Click and drag the sides of the inserted box to move the region around the peak (1-2 eV either side).

The Ag and C regions have much lower concentrations, and so the signal to noise is much poorer. In this case it may be harder to set the background through the baseline noise.

In cases such as this, we can use the ‘Average Width’ function to tell Casa to take the CPS point for the background to an average of +/- X of the selected boundary. In this case, we will set it to 3, and now our background sits in the centre of our noise much better!

Look at the N 1s peak… can we actually see anything here? No! If no peak, then we don’t need to add a region!

If we look at the W 4f spectra, we see a strange small peak near the major doublet – and by checking the details on the XPS fitting page for Tungsten we see that this is due to the W 5p emission. For this example, we will only draw a region around the W 4f peaks.

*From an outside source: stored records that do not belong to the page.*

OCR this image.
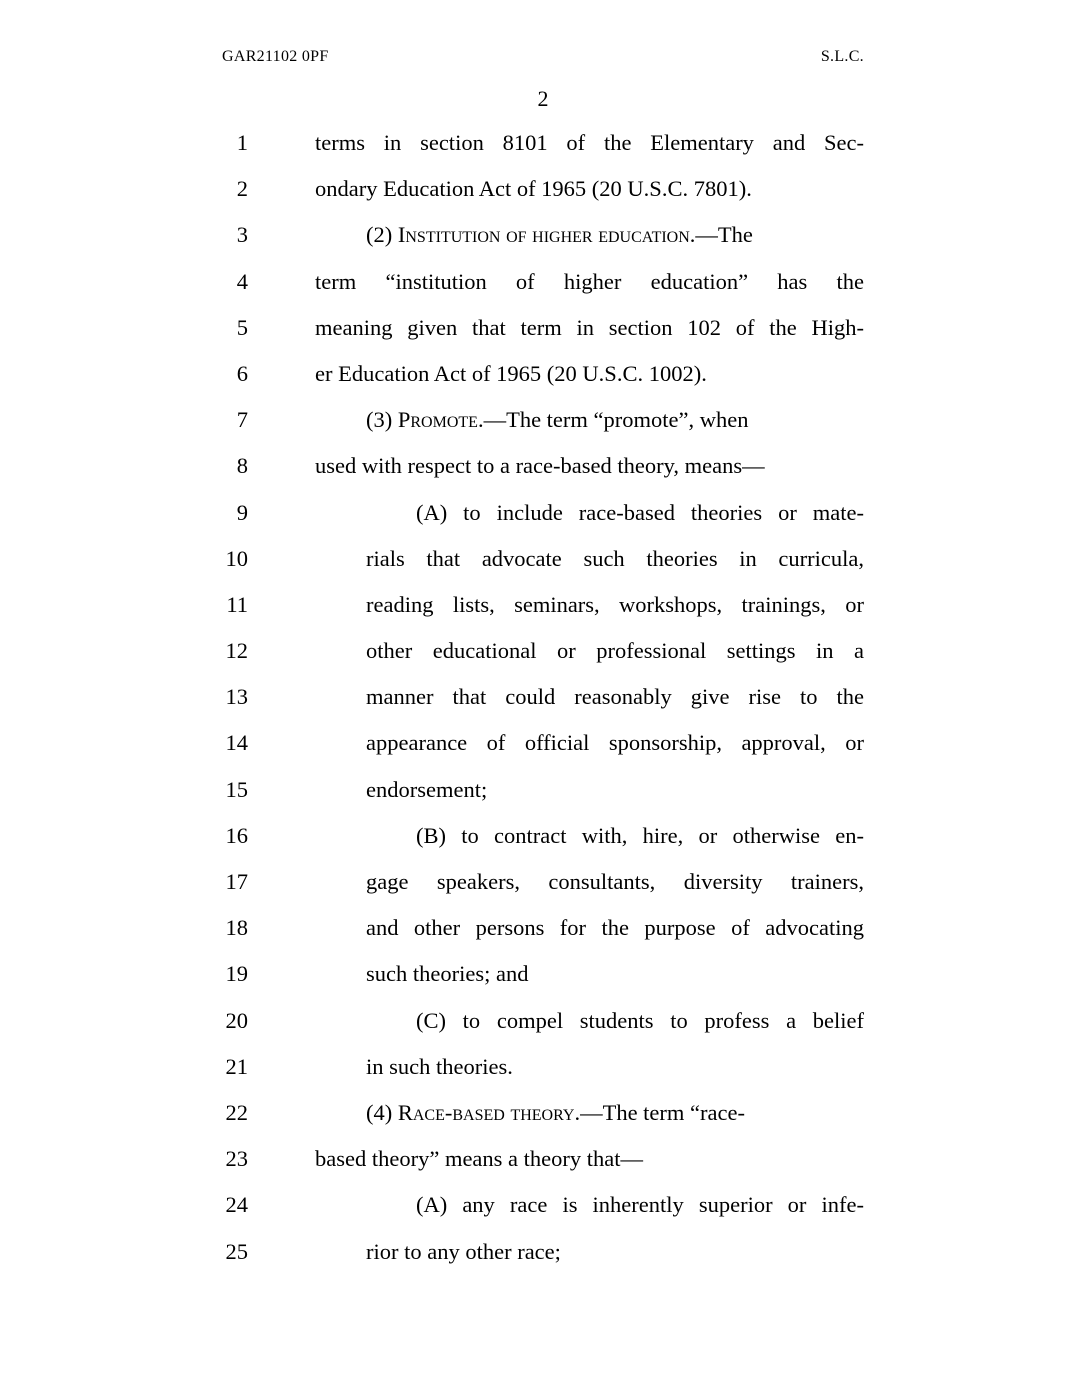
GAR21102 0PF	S.L.C.
2
1	terms in section 8101 of the Elementary and Sec-
2	ondary Education Act of 1965 (20 U.S.C. 7801).
3	(2) Institution of higher education.—The
4	term “institution of higher education” has the
5	meaning given that term in section 102 of the High-
6	er Education Act of 1965 (20 U.S.C. 1002).
7	(3) Promote.—The term “promote”, when
8	used with respect to a race-based theory, means—
9	(A) to include race-based theories or mate-
10	rials that advocate such theories in curricula,
11	reading lists, seminars, workshops, trainings, or
12	other educational or professional settings in a
13	manner that could reasonably give rise to the
14	appearance of official sponsorship, approval, or
15	endorsement;
16	(B) to contract with, hire, or otherwise en-
17	gage speakers, consultants, diversity trainers,
18	and other persons for the purpose of advocating
19	such theories; and
20	(C) to compel students to profess a belief
21	in such theories.
22	(4) Race-based theory.—The term “race-
23	based theory” means a theory that—
24	(A) any race is inherently superior or infe-
25	rior to any other race;
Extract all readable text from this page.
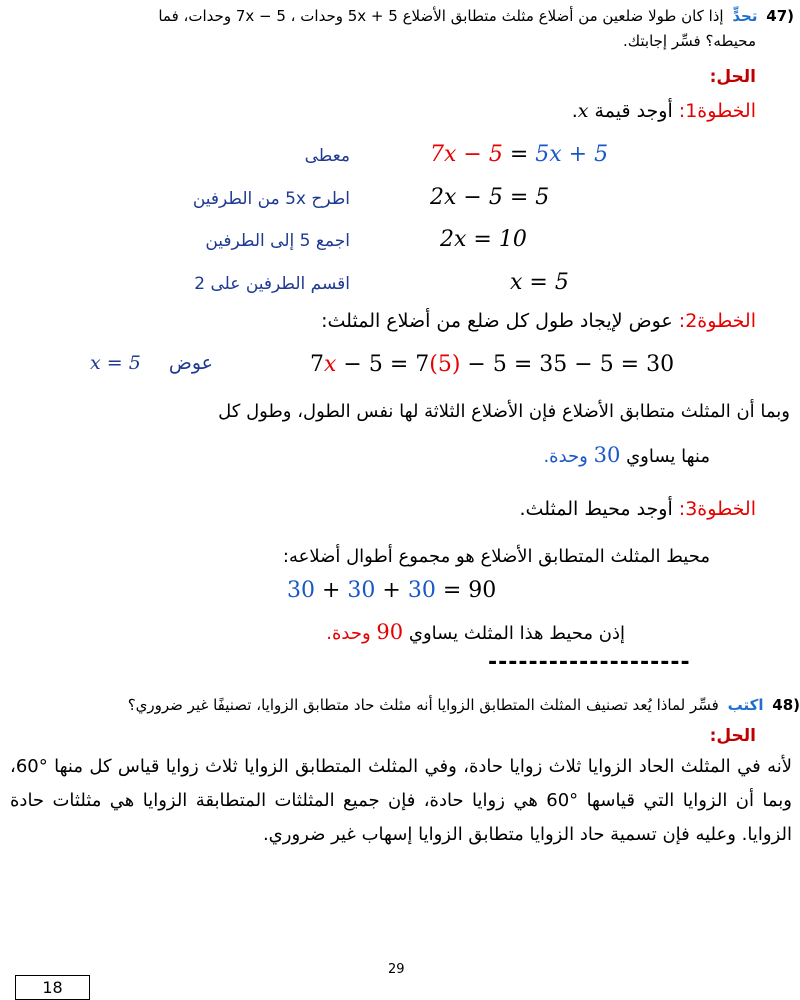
47) تحدٍّ إذا كان طولا ضلعين من أضلاع مثلث متطابق الأضلاع 5 + 5x وحدات ، 5 − 7x وحدات، فما
محيطه؟ فسِّر إجابتك.
الحل:
الخطوة1: أوجد قيمة x.
7x − 5 = 5x + 5
معطى
2x − 5 = 5
اطرح 5x من الطرفين
2x = 10
اجمع 5 إلى الطرفين
x = 5
اقسم الطرفين على 2
الخطوة2: عوض لإيجاد طول كل ضلع من أضلاع المثلث:
7x − 5 = 7(5) − 5 = 35 − 5 = 30
x = 5 عوض
وبما أن المثلث متطابق الأضلاع فإن الأضلاع الثلاثة لها نفس الطول، وطول كل
منها يساوي 30 وحدة.
الخطوة3: أوجد محيط المثلث.
محيط المثلث المتطابق الأضلاع هو مجموع أطوال أضلاعه:
30 + 30 + 30 = 90
إذن محيط هذا المثلث يساوي 90 وحدة.
--------------------
48) اكتب فسِّر لماذا يُعد تصنيف المثلث المتطابق الزوايا أنه مثلث حاد متطابق الزوايا، تصنيفًا غير ضروري؟
الحل:
لأنه في المثلث الحاد الزوايا ثلاث زوايا حادة، وفي المثلث المتطابق الزوايا ثلاث زوايا قياس كل منها °60، وبما أن الزوايا التي قياسها °60 هي زوايا حادة، فإن جميع المثلثات المتطابقة الزوايا هي مثلثات حادة الزوايا. وعليه فإن تسمية حاد الزوايا متطابق الزوايا إسهاب غير ضروري.
29
18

In reality, as you can see in the article above, we need to fit a background to both peaks and decouple the emissions using component fitting (to be introduced in the next lesson) – but this example is just to help you try and understand where different features may come up in close proximity and get you to apply regions to only those features you wish to analyse.

You may notice the C 1s spectra looks a little odd – so as suggested, lets overlay the Sr 3p and C 1s spectra:

If we open the Library function using the icon indicated above (or press F10) – and open the periodic table, we can find Sr and click on it to ID any Sr peaks in our data. What we can see is that we expect an Sr doublet (remember our lesson on doublets in XPS) in this region. Note that this data is uncalibrated, so the peaks are appearing at a lower energy. If we were to calibrate, we now see our peaks line up with the Sr 3p markers.

So we know that the peak at ~280 eV is actually an Sr 3p ¹/₂ peak!

Moving now to the C 1s block, we can apply a region to just the C 1s feature and ignore the Sr 3p contribution.

Note that this example is just for illustration, in reality there is some overlap between the two peaks and we would need to model the background as one – but this involves some advanced processes which will be covered in a later update.